Berbice (Leidseweg 221). Deze oorspronkelijk ‘Allemansgeest’ geheten buitenplaats werd in 1674 gesticht door Jan Poelaert.
Het tweebeukige huis met aan de voorzijde een middenrisaliet is in opzet 17de-eeuws. Cornelis Denijs liet het huis rond 1739 verfraaien en voor en achter voorzien van een driezijdige overkoepelde uitbouw.

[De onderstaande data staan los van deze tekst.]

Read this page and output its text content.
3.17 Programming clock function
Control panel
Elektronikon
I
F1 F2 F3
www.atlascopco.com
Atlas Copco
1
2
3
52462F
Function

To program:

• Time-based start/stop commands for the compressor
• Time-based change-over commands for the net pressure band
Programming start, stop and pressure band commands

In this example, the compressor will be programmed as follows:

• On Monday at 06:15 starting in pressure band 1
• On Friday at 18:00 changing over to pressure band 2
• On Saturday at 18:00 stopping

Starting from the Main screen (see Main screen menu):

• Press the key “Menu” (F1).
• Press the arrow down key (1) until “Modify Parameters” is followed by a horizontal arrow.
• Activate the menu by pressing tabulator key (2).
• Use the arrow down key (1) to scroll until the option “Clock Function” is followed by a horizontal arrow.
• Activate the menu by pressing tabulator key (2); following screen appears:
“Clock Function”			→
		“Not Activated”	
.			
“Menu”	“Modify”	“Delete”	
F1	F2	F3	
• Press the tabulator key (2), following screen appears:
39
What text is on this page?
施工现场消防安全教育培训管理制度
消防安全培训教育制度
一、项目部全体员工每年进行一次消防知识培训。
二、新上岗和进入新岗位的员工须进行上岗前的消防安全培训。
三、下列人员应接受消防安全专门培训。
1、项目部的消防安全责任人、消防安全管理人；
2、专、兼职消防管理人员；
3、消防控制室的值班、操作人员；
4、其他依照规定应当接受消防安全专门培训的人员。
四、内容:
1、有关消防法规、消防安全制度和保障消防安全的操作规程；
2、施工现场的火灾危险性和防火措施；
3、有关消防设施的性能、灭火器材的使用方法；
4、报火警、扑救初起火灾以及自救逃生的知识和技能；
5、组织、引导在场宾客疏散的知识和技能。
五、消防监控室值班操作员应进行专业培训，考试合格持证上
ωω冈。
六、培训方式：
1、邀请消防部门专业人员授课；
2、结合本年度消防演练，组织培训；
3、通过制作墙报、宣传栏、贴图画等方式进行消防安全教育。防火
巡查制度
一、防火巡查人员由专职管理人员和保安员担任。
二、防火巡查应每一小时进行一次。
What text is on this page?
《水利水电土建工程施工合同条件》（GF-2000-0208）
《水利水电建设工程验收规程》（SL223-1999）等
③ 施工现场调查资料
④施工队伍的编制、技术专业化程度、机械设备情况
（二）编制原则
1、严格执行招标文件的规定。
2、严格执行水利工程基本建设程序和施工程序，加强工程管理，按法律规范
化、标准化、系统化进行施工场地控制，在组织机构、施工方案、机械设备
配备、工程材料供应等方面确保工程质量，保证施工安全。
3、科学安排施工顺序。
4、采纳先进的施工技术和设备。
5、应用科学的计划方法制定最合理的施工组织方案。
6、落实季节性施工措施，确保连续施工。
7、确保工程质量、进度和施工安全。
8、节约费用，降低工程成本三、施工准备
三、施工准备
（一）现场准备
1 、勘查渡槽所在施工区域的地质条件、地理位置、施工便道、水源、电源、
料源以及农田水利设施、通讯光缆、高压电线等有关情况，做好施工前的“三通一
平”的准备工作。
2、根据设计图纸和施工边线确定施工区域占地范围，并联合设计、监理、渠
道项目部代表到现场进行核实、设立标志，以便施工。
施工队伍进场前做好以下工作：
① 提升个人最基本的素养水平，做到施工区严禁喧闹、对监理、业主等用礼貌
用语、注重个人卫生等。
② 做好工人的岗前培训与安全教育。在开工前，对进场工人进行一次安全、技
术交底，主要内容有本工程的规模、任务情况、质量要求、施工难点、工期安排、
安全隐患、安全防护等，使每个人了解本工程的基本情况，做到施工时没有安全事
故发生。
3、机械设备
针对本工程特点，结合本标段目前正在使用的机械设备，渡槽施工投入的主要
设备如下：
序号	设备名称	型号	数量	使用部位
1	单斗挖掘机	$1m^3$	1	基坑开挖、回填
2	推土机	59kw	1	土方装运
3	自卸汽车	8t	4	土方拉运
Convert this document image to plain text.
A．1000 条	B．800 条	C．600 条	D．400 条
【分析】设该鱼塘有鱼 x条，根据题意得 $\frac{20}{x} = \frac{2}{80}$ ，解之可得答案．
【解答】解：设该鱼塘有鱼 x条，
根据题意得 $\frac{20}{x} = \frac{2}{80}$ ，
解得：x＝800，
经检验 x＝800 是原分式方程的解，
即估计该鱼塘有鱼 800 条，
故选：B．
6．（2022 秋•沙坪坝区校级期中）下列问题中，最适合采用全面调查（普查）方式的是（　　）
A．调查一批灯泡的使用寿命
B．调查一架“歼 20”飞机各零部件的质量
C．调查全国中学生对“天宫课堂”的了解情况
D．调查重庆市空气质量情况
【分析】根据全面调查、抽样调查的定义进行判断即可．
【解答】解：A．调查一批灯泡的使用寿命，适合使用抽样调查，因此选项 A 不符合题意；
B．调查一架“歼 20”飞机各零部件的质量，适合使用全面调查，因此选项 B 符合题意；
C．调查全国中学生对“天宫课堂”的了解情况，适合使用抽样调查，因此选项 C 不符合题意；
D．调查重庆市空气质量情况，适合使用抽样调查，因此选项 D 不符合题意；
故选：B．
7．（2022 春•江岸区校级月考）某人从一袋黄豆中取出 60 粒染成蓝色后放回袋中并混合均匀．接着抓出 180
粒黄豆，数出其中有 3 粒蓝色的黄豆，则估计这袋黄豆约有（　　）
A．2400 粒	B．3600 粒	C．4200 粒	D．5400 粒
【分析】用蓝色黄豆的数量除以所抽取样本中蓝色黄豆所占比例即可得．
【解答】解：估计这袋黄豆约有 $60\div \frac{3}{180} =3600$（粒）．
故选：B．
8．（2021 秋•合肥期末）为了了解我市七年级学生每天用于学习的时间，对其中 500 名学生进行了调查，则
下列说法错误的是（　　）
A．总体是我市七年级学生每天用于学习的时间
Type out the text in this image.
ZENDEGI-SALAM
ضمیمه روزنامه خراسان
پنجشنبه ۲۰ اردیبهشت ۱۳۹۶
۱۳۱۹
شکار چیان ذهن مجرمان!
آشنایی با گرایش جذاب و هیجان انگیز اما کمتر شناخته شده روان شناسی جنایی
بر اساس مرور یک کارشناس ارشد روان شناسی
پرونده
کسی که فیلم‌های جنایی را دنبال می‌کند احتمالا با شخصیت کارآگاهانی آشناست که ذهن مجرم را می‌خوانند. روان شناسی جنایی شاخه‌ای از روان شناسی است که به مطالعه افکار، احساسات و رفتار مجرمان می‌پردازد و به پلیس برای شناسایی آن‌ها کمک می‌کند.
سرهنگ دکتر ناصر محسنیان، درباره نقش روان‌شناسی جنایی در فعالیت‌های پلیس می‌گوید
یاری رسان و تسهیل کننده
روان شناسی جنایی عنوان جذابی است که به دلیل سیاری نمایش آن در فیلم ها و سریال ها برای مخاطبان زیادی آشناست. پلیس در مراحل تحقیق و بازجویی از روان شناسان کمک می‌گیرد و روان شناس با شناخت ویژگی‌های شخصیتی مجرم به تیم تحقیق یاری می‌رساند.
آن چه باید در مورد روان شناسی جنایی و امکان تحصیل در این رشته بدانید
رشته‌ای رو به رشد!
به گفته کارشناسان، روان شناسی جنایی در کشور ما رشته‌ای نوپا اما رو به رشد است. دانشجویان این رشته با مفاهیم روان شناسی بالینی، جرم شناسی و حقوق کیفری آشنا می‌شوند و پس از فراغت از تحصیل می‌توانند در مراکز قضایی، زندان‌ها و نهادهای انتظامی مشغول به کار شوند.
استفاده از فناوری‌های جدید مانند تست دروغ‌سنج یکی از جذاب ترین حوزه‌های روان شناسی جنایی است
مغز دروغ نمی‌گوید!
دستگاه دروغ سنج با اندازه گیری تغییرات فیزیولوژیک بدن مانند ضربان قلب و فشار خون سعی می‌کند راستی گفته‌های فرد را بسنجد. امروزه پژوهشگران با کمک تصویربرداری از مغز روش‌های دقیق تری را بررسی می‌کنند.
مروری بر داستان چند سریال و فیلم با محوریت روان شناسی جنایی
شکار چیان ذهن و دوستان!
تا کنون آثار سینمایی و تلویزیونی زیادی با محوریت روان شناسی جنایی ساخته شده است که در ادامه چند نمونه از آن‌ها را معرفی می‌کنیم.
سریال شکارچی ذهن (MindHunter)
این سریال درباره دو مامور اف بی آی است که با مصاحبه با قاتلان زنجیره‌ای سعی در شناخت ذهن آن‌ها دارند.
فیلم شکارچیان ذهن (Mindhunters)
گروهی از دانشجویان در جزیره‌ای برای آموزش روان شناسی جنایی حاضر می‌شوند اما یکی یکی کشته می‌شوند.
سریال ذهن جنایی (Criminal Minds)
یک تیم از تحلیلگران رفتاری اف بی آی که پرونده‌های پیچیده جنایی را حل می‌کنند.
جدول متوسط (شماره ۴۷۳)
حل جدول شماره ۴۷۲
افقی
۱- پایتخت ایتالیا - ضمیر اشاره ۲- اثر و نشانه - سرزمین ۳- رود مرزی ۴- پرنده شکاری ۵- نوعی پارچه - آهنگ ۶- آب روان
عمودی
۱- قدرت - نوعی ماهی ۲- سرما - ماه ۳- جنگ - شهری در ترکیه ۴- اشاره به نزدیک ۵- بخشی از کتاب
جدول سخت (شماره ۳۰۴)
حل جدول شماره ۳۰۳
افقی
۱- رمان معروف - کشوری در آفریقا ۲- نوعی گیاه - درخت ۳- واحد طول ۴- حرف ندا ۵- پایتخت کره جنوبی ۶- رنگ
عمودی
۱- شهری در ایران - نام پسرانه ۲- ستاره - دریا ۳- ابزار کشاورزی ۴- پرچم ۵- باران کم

De uitbouw aan de voorzijde heeft een uurwerk (1739) en een hardstenen bekleding in Lodewijk XVI-stijl (circa 1780).Tussen 1688 en 1695 werd de geheel met boekweitdoppen geïsoleerde oranjerie (Leidseweg 225) gebouwd in opdracht van Pieter de la Court van der Voort, auteur van een belangrijk boek over tuinen (1737). Rond 1700 ontstonden de druivenmuur en een mur à retranchements, een type fruitmuur met hoekige inhammen (gerestaureerd 1996). Het landschappelijke park met vijver is rond 1820 aangelegd, toen ook het huis de huidige naam kreeg. Elementen van de oudere formele aanleg zijn daarbij behouden, zoals de loodrecht op het huis gerichte zichtas. In de vijver ligt een klein schiereiland met als 19de-eeuwse folly een vervallen schijngraf met zandstenen tombe. De voorm. koetsierswoning met koetshuis en paardenstal (Benvenutolaan 8-10) is een langgerekt wit gepleisterd pand uit 1858, gebouwd toen het buiten door fabrikant J.M. van Kempen was gekocht. Naast de in chaletstijl uitgevoerde portierswoning (Leidseweg 223) uit 1893 staat een smeedijzeren toegangshek (circa 1858).